Dorsetdelight211 · 20/06/2022 15:16

sandgrown yes my parents paid for driving lessons, first car, house deposit and £5k towards my wedding. I want to do the same for my DC. Like I said, I still see my friends, we keep in close contact via WhatsApp and we meet for coffee, go for walks but I've no interest in expensive meals out or weekends away. They're DC are very young so they're not up for that either. It's also never too late to make new friends, my parents have a huge social circle now that they've retired. I'm looking forward to doing the same but for now my priorities are giving my DC a good start to adult life. That means far more to me that having lots of friends and spending the money socialising .
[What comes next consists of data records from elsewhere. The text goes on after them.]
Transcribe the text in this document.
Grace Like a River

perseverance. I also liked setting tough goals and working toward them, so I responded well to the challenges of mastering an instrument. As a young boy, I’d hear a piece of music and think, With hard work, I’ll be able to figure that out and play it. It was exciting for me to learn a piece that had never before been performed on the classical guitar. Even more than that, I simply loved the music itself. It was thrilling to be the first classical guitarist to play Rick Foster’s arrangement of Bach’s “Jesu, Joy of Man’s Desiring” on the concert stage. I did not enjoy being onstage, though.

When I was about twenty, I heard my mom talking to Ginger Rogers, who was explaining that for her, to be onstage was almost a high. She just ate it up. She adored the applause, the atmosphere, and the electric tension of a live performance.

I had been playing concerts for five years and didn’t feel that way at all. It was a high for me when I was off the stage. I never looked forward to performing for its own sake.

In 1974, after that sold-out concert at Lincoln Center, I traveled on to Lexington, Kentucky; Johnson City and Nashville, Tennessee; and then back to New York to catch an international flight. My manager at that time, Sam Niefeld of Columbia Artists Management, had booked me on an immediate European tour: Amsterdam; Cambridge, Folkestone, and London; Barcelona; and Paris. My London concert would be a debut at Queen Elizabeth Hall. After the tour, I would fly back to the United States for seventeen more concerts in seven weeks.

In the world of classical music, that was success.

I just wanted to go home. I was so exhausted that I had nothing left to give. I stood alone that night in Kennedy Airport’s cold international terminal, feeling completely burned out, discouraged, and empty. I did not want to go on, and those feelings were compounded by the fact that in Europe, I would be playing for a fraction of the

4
Dorsetdelight211 · 20/06/2022 15:16

*their

thisbathiscoldnow · 20/06/2022 15:28

3WildOnes · 19/06/2022 10:48

I've never completely abandoned my pre children social life. I still make the effort to go out for drinks or dinner or weekends away with the friends i had pre children, so imagine that I will see them a bit more when my children leave home as well as get back into previous hobbies and maybe take up some new hobbies and meet new people that way.

Same for me.
My children are now 9 and 12 and I've always kept my relationship/ social life with my closest friends. I was the first to have children but they've been great in either making sure we do plenty of child friendly socialising or working round childcare etc. Yes I've missed some social events but I don't feel like it's affected our friendship in anyway.
My best friend has just had her first baby and I'm trying to make sure I make the time to see her either with or without children in tow.
Friendships are like any other relationship and require a bit of effort on both parts I think

2bazookas · 20/06/2022 15:31

We never had any family support at all. We ALWAYS had hobbies, (separate and together); nights out together, and adult friends round after the kids were in bed. ( I ran a babysitting circle, free babysitting (paid in tokens) by trusted friends the children knew). The more babysitting you did, the more tokens you earned, the more babysitting you could "buy".

Parents need to make time for themselves, each other, and their relationship; it makes you better parents. It sets the children an example of diverse friends, interests and activities. When they fly the nest, you're left with much more than a bunch of dead twigs and a few broken egg shells.

At the other end of an active interesting life, when retirement looms, you won't be sitting in armchairs with pipe and slippers watching daytime TV. You'll be wondering how you ever had time to go to work.

juIia · 20/06/2022 21:30

You'll be wondering how you ever had time to go to work.

This is a beautifully put thought and vision Smile Thank you for commenting this.

I've found everyone's perspectives very very helpful - thank you!